Oh and needy. I have NEVER been needy. Never needed people to pay attention to me to this point and get crazy when they don't. Hell, I wish I could say that people are wrong, but I have heard this from three people in the last 24 hours. Kind of hard to ignore all that.

Well, at least now it was. I did a pretty good job of ignoring for the last month or so.

I feel like all I do lately is annoy everyone. Either by being all I mentioned above, or even just kind of rude. Things just popping out of my mouth that even my limited access to a filter ignore. This has happened a lot lately. Where I just kind of snap at people for no real reason.

Apologizing to people all the time is starting to get old. If you are always having to do that, you have a problem.

None of this is an excuse to how I have acted lately. But they are factors, and ones that I have to deal with to get better.

To get sane again.


Tuesday, June 24, 2014

The importance of overcoming

I needed to get some words out of me and this seems like a good place for it.











So, I am struggling right now. You would think that getting a temporary job would have made me feel better, but I have never felt much relief at that. Yes, having money is nice and lord knows how I missed going to the movies. But at the end of this rainbow is the fact that in 3-5 weeks I could be unemployed again. That scares the hell out of me.

I don’t think people realize how hard that can be. It is easy to just say, “get a job”, and there is some truth to that. But the first trap is unemployment. It can lull you into a false sense of security as you tell yourself that you are getting money and you will wait for the right job. But without a car here, finding a job has been a lot harder than it really needed to be.

Eventually, it can start making your doubt yourself. Hell, I do that enough as it is, as I struggle with the man that I am as opposed to the man I could be. This has been this way for over four years now. I don’t have a lot of confidence in who I am, whether it is about how I am with people, or even in my non-existent dating life. Doubt is easy, and we all struggle with it.

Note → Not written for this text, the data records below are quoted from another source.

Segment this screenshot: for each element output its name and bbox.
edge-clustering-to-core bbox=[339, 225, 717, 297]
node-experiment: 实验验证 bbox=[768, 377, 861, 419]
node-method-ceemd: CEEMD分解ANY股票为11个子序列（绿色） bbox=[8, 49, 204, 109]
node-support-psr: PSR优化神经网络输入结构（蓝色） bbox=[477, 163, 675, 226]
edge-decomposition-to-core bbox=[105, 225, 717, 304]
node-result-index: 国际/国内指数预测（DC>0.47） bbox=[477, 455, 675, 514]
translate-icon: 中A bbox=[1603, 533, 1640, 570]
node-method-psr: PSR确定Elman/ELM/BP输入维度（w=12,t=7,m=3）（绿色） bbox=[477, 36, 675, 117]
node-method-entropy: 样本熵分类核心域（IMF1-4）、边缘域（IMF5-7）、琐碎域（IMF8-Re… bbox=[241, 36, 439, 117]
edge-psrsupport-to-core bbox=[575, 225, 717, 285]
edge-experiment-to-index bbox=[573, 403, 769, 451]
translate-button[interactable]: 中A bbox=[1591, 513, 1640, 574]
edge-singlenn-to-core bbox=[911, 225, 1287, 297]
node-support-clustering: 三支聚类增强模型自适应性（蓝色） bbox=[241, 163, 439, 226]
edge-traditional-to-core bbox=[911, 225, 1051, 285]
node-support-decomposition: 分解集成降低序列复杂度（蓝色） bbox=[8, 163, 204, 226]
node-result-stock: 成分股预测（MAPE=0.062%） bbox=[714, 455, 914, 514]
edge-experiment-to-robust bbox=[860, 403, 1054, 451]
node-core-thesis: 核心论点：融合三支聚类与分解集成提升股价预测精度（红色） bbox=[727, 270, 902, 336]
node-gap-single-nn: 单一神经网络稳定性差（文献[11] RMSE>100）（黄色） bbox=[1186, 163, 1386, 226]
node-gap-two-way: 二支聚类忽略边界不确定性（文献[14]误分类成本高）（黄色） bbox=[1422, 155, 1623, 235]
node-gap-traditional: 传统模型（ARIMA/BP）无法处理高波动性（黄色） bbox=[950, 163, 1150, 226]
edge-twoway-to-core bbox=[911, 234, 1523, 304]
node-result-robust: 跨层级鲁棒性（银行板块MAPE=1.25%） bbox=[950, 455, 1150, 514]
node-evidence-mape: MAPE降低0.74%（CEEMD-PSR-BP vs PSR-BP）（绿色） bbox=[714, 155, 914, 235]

I am trying to remember the last time I really felt good about myself. Don’t get me wrong, it isn’t always depression or anything. But to actually feel good? It has been a while. It is evident in how I am not passionate about the things I have loved for so long anymore. Or, at least I struggle to maintain it. I have game once in the last year. ONCE. This is something I have loved since I was 20. But I have not had the energy to do it in so long. Even now, I still don’t have the energy for it. Hell, I only started reading again a few months ago. That has always been the one constant in my life, and it felt weird to not care about that.

This is showing signs of changing, but slowly.

I lay in bed last night trying to go to sleep, and i realized I was crying. Hell, I didn’t even know why. Yes, I have had my struggles with depression the last few years, and lord knows due to my crappy bed type apparatus, I rarely have a good nights sleep. That last part goes a LONG way to make all of this worse. Because of this, it has made me a little crazy for a while. I don’t mean psycho kind of crazy, just a very sensitive, and over-reactive kind of crazy. This has caused problems with more than a few people I care about. I am so damn tired of apologizing yet again for reacting the way I do. Yet, when you fuck up, you have to do that.

But with all of this comes hope. I can feel the voice in the back of my mind that wants this to be different.. I refuse to think this is the way my life will always be. I know right now things could be better, but I truly believe I will get my damn life in order at some point. I have to believe that. Life is about balance and it will tip my way again.

You also have to remember that life sure could be a hell of a lot worse too.

Still, I want a great life, god damn it.

I want the things I used to have. Things I lost, or just threw away. Great friends, someone to love, a place to call home. I have no idea where that will take me, and it could even take me out of Pittsburgh, but I know I want that again. Right now, I just have to find the energy to claim that kind of life again.

It isn’t happening today. Or maybe even tomorrow. But it will happen. I truly believe that if you don't think things will get better, they never will. That is sometimes that hardest step.